Interessi economici e relazioni personali «dettano» la residenza fiscale
L’iscrizione del cittadino nell’anagrafe dei residenti all’estero non è elemento determinante per escludere la residenza fiscale in Italia, allorché il soggetto abbia nel territorio dello Stato il proprio domicilio, inteso come sede principale degli affari e interessi economici, nonché delle proprie relazioni personali. È quanto affermato dalla Suprema Corte con la sentenza n. 12311 del 15 giugno 2016.
Il contenzioso nasce dall’impugnazione di avvisi di accertamento, per gli anni d’imposta dal 1997 al 2000, con i quali l’ufficio recupera le imposte dovute dal contribuente persona fisica residente in Italia benché egli si fosse cancellato dall’anagrafe della popolazione residente e fosse emigrato dal 2 settembre 1987 a Montecarlo nel principato di Monaco, rientrante nel novero dei Paesi a fiscalità privilegiata. Mentre la Ctp accoglie i ricorsi riuniti, per la Ctr l’ufficio con riguardo ai periodi d’imposta antecedenti all’entrate in vigore della presunzione di cui al comma 2bis dell’articolo 2 del Tuir, non ha adeguatamente dimostrato, come suo onere, la sussistenza di uno dei criteri territoriali alternativamente previsti dal secondo comma del medesimo art. 2 del Tuir.
Impugna in Cassazione l’Agenzia, cui replica con controricorso e ricorso incidentale il contribuente.

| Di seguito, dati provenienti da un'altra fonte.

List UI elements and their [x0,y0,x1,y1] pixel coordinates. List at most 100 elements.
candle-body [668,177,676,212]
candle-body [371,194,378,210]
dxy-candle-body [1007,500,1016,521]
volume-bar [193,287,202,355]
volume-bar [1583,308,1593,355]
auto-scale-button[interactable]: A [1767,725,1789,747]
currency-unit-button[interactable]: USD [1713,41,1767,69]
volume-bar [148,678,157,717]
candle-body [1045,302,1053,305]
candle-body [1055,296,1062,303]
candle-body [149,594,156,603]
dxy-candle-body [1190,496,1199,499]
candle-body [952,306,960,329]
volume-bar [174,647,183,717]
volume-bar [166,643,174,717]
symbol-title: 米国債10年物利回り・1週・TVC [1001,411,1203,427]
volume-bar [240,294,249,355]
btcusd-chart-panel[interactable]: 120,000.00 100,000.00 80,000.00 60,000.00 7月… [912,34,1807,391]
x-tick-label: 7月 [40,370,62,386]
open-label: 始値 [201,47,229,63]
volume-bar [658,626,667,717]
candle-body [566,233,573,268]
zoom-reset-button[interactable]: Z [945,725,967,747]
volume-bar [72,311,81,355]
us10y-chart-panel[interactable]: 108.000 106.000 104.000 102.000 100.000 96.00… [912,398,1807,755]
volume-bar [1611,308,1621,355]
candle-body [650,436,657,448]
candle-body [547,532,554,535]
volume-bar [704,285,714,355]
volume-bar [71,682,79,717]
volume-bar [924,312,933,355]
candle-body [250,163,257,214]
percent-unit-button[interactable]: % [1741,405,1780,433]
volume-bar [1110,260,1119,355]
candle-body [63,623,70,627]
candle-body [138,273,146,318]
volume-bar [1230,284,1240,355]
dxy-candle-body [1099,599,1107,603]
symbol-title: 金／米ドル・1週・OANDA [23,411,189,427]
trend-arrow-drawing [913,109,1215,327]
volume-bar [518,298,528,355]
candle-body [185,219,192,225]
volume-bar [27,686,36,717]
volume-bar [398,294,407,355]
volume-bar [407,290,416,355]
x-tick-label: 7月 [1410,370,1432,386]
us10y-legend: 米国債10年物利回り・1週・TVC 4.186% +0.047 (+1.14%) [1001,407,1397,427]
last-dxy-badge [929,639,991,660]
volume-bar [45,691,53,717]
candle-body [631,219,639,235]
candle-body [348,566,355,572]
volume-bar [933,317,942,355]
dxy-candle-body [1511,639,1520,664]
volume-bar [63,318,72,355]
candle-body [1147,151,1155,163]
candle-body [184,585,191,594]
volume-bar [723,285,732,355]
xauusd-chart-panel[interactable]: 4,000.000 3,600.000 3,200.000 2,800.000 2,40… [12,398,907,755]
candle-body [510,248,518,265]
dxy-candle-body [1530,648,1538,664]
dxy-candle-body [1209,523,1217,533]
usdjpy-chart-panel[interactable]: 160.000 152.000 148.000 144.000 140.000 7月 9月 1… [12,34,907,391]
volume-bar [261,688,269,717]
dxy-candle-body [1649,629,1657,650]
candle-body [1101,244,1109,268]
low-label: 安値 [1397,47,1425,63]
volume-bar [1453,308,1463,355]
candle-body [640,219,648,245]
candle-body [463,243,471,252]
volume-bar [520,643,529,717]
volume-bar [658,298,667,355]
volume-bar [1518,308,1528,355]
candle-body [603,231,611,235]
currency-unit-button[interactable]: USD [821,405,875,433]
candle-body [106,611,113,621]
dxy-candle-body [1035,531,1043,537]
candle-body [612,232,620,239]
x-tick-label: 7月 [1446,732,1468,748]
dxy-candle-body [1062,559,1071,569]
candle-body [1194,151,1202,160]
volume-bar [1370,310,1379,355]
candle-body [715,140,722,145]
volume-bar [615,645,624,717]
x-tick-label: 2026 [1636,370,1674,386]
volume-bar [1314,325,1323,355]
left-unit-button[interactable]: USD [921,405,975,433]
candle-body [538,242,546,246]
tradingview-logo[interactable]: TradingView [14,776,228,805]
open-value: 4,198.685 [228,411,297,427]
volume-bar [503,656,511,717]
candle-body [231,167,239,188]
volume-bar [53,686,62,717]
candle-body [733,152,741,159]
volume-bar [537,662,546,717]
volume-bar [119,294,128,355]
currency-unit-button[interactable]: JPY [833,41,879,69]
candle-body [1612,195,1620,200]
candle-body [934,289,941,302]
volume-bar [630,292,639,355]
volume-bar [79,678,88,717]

A vaglio di legittimità, essenzialmente la corretta interpretazione dell’articolo 2, comma 2, del Tuir, il quale individua, perché sussista la residenza fiscale nello Stato, tre presupposti, indicati in via del tutto alternativa: il primo, formale, rappresentato dall’iscrizione nelle anagrafi delle popolazioni residenti, gli altri due, di fatto, costituiti dalla residenza o dal domicilio nello stato ai sensi del codice civile. Confermato, dunque, l’orientamento di legittimità per cui la residenza fiscale in Italia di una persona fisica sussiste qualora questi abbia in Italia la sede principale degli affari e interessi economici, nonché delle proprie relazioni personali, nonostante sia iscritto nell’anagrafe dei residenti all’estero (Cass. n. 13803/01; 29576/11; 678/15). Ai fini della determinazione del luogo della residenza normale, secondo la giurisprudenza della Corte di Giustizia (sentenza 12 luglio 2001 causa C-262/99), devono essere presi in considerazione sia i legami professionali e personali dell’interessato in luogo determinato, sia la loro durata, e, qualora tali legami non siano concentrati in un solo Stato membro, l’articolo 7 della direttiva 83/182/Cee riconosce la preminenza dei legami personali sui legami professionali. Nell’ambito della valutazione dei legami personali e professionali dell’interessato, tutti gli elementi di fatto rilevanti devono essere presi in considerazione, vale a dire, in particolare, la presenza fisica di quest’ultimo nonché quella dei suoi familiari, la disponibilità di un’abitazione, il luogo di esercizio delle attività professionali e quello in cui vi siano interessi patrimoniali. In detto contesto, la decisione di Ctr impugnata, si manifesta gravemente insufficiente, in quanto il giudice d’appello non ha valutato gli elementi addotti dall’ufficio, tra cui l’apertura da parte del contribuente di numerosi conti correnti in Italia, le numerosissime tracce di frequenti soggiorni in Italia enumerate in ricorso, la circostanza che i numerosi contratti di sponsorizzazione prevedano come foro competente in caso di controversie quello italiano, l’avvenuta stipula da parte del contribuente di polizze assicurative in Italia, la circostanza del recapito della corrispondenza all’indirizzo in Italia.